Улыбка у Лиу вышла почти настоящей — светлой и беззаботной. Слишком беззаботной. Но в расширившихся на мгновение зрачках мелькнуло знакомое еще по Школе выражение. И теперь Ян знал, как его назвать.
Страх…
— Лучше просто: «Не буду ловить Бродяг», — ответил он тихо и наклонился, подбирая первые звенья.
Всего их было двести семьдесят девять, и рассеялись они не только по площади — некоторые пришлось полночи искать по близлежащим улочкам. Словно все эти месяцы Сила продолжала разгонять кусочки заговоренного металла, накрывая все большую площадь города. Тяжелые, холодные — слишком холодные даже для ранней осени, даже для гор — звенья были аккуратно сложены горкой у покосившегося столба, и видно было, что лежать так они не хотят. Металлический холмик дрожал от напряжения, звенья стремились рассеяться снова. Что с ними делать… и как?
— Прислушайся к себе, — прошелестел ветер. — Ты знаешь.

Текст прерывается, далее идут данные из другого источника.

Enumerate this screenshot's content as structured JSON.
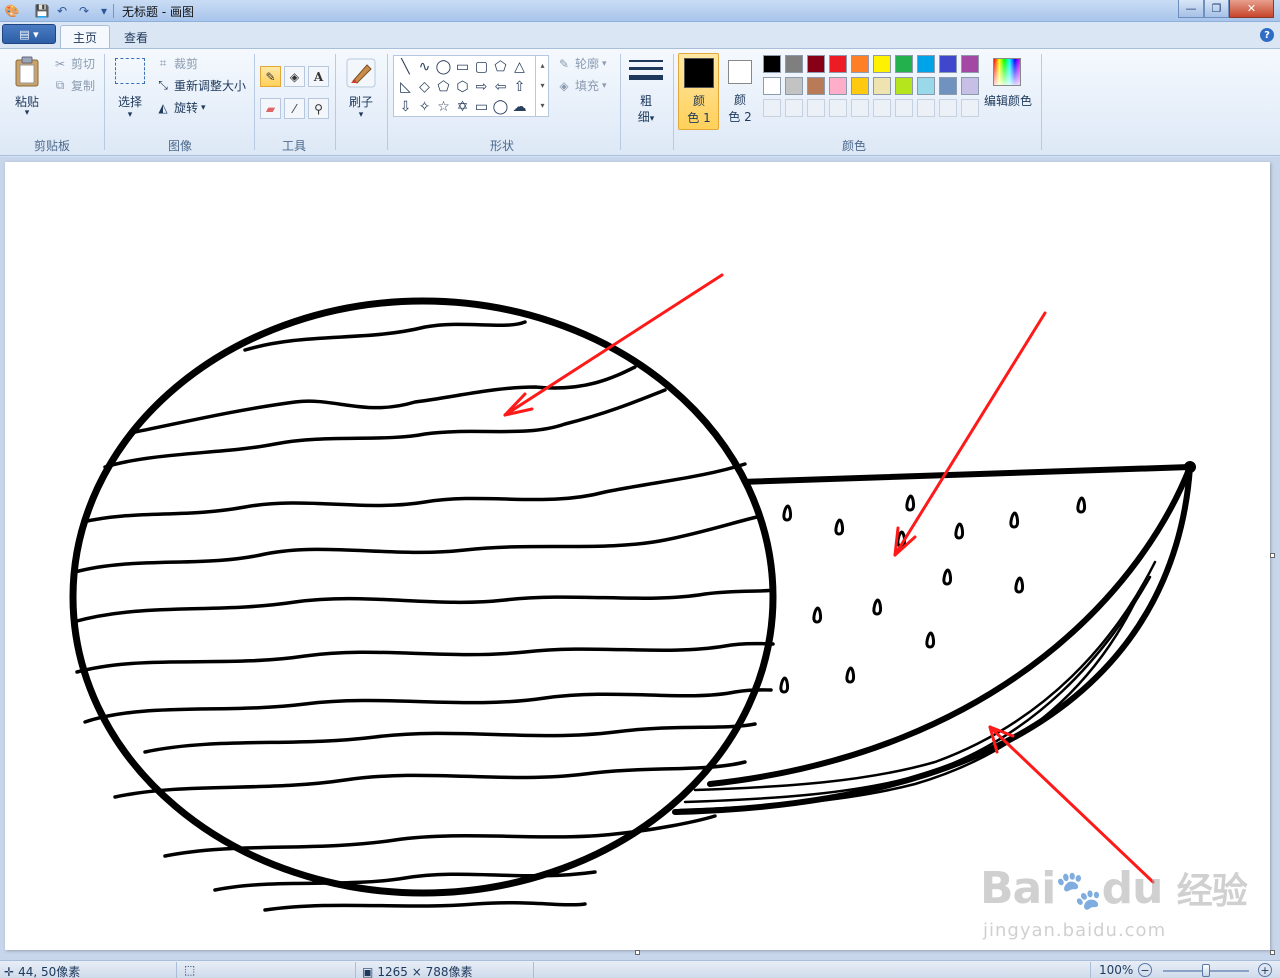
{
  "window": {
    "title": "无标题 - 画图"
  },
  "tabs": [
    {
      "label": "主页"
    },
    {
      "label": "查看"
    }
  ],
  "app_menu_icon": "document-menu-icon",
  "ribbon": {
    "clipboard": {
      "paste": "粘贴",
      "cut": "剪切",
      "copy": "复制",
      "label": "剪贴板"
    },
    "image": {
      "select": "选择",
      "crop": "裁剪",
      "resize": "重新调整大小",
      "rotate": "旋转",
      "label": "图像"
    },
    "tools": {
      "label": "工具"
    },
    "brushes": {
      "label": "刷子"
    },
    "shapes": {
      "outline": "轮廓",
      "fill": "填充",
      "label": "形状"
    },
    "size": {
      "label_top": "粗",
      "label_bottom": "细"
    },
    "colors": {
      "color1_top": "颜",
      "color1_bottom": "色 1",
      "color2_top": "颜",
      "color2_bottom": "色 2",
      "edit": "编辑颜色",
      "label": "颜色",
      "color1_value": "#000000",
      "color2_value": "#ffffff",
      "palette_row1": [
        "#000000",
        "#7f7f7f",
        "#880015",
        "#ed1c24",
        "#ff7f27",
        "#fff200",
        "#22b14c",
        "#00a2e8",
        "#3f48cc",
        "#a349a4"
      ],
      "palette_row2": [
        "#ffffff",
        "#c3c3c3",
        "#b97a57",
        "#ffaec9",
        "#ffc90e",
        "#efe4b0",
        "#b5e61d",
        "#99d9ea",
        "#7092be",
        "#c8bfe7"
      ]
    }
  },
  "status": {
    "cursor": "44, 50像素",
    "canvas_size": "1265 × 788像素",
    "zoom": "100%"
  },
  "watermark": {
    "brand": "Bai",
    "brand2": "du",
    "brand3": "经验",
    "url": "jingyan.baidu.com"
  }
}
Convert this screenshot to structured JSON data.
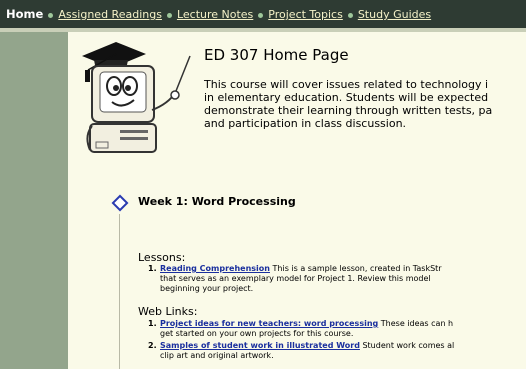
{
  "nav": {
    "home": "Home",
    "links": [
      "Assigned Readings",
      "Lecture Notes",
      "Project Topics",
      "Study Guides"
    ]
  },
  "page": {
    "title": "ED 307 Home Page",
    "intro_lines": [
      "This course will cover issues related to technology i",
      "in elementary education. Students will be expected",
      "demonstrate their learning through written tests, pa",
      "and participation in class discussion."
    ]
  },
  "week": {
    "title": "Week 1: Word Processing",
    "lessons_label": "Lessons:",
    "lessons": [
      {
        "num": "1.",
        "link": "Reading Comprehension",
        "line1": " This is a sample lesson, created in TaskStr",
        "line2": "that serves as an exemplary model for Project 1. Review this model",
        "line3": "beginning your project."
      }
    ],
    "weblinks_label": "Web Links:",
    "weblinks": [
      {
        "num": "1.",
        "link": "Project ideas for new teachers: word processing",
        "line1": " These ideas can h",
        "line2": "get started on your own projects for this course."
      },
      {
        "num": "2.",
        "link": "Samples of student work in illustrated Word",
        "line1": " Student work comes al",
        "line2": "clip art and original artwork."
      }
    ]
  },
  "colors": {
    "topbar": "#2e3b33",
    "sidebar": "#93a58c",
    "background": "#fafae8",
    "link": "#1a2f9e"
  },
  "icons": {
    "clipart": "computer-mascot-graduation-cap-icon",
    "bullet": "diamond-bullet-icon"
  }
}
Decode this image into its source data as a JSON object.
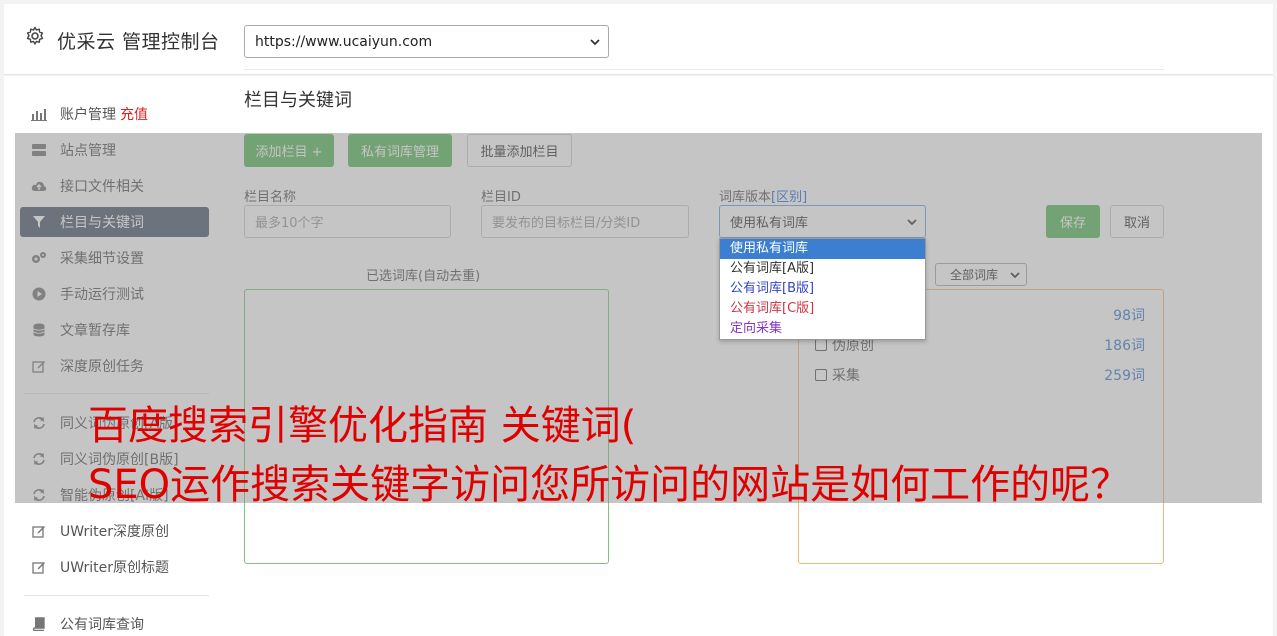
{
  "header": {
    "title": "优采云 管理控制台",
    "icon": "gear-icon"
  },
  "sidebar": {
    "items": [
      {
        "label": "账户管理",
        "badge": "充值",
        "icon": "bar-chart-icon"
      },
      {
        "label": "站点管理",
        "icon": "server-icon"
      },
      {
        "label": "接口文件相关",
        "icon": "cloud-upload-icon"
      },
      {
        "label": "栏目与关键词",
        "icon": "filter-icon",
        "active": true
      },
      {
        "label": "采集细节设置",
        "icon": "cogs-icon"
      },
      {
        "label": "手动运行测试",
        "icon": "play-circle-icon"
      },
      {
        "label": "文章暂存库",
        "icon": "database-icon"
      },
      {
        "label": "深度原创任务",
        "icon": "edit-icon"
      },
      {
        "label": "同义词伪原创[A版]",
        "icon": "refresh-icon"
      },
      {
        "label": "同义词伪原创[B版]",
        "icon": "refresh-icon"
      },
      {
        "label": "智能伪原创[AI版]",
        "icon": "refresh-icon"
      },
      {
        "label": "UWriter深度原创",
        "icon": "edit-icon"
      },
      {
        "label": "UWriter原创标题",
        "icon": "edit-icon"
      },
      {
        "label": "公有词库查询",
        "icon": "book-icon"
      }
    ]
  },
  "main": {
    "site_select": "https://www.ucaiyun.com",
    "section_title": "栏目与关键词",
    "buttons": {
      "add_column": "添加栏目 +",
      "private_lib": "私有词库管理",
      "batch_add": "批量添加栏目"
    },
    "form": {
      "column_name_label": "栏目名称",
      "column_name_placeholder": "最多10个字",
      "column_id_label": "栏目ID",
      "column_id_placeholder": "要发布的目标栏目/分类ID",
      "lib_version_label": "词库版本",
      "lib_version_link": "[区别]",
      "lib_version_value": "使用私有词库",
      "save": "保存",
      "cancel": "取消"
    },
    "dropdown_options": [
      {
        "label": "使用私有词库",
        "color": "#ffffff",
        "highlighted": true
      },
      {
        "label": "公有词库[A版]",
        "color": "#333333"
      },
      {
        "label": "公有词库[B版]",
        "color": "#3344cc"
      },
      {
        "label": "公有词库[C版]",
        "color": "#cc3344"
      },
      {
        "label": "定向采集",
        "color": "#8833cc"
      }
    ],
    "selected_libs_title": "已选词库(自动去重)",
    "lib_filter": "全部词库",
    "lib_rows": [
      {
        "label": "",
        "count": "98词"
      },
      {
        "label": "伪原创",
        "count": "186词"
      },
      {
        "label": "采集",
        "count": "259词"
      }
    ]
  },
  "overlay": {
    "line1": "百度搜索引擎优化指南 关键词(",
    "line2": "SEO运作搜索关键字访问您所访问的网站是如何工作的呢？"
  }
}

Лиу повернулась к Бродяге, сложив перед собой кисти вытянутых рук. Глаза сияли расплавом золота, плащ соскользнул с плеч — собирая Силу, маг не способен замерзнуть даже в вековых льдах Шесс-Вирдана. Холодно ей станет минуту спустя — когда Сила будет отдана.
— Бери и делай, как знаешь, — прозвучало чуть слышно, и пушистый шарик живого тепла лег в руки Яна, соединившись с бело-голубым огнем обруча. Несколько жгучих от холода звеньев бывшей цепи лежали на ладони, ожидая…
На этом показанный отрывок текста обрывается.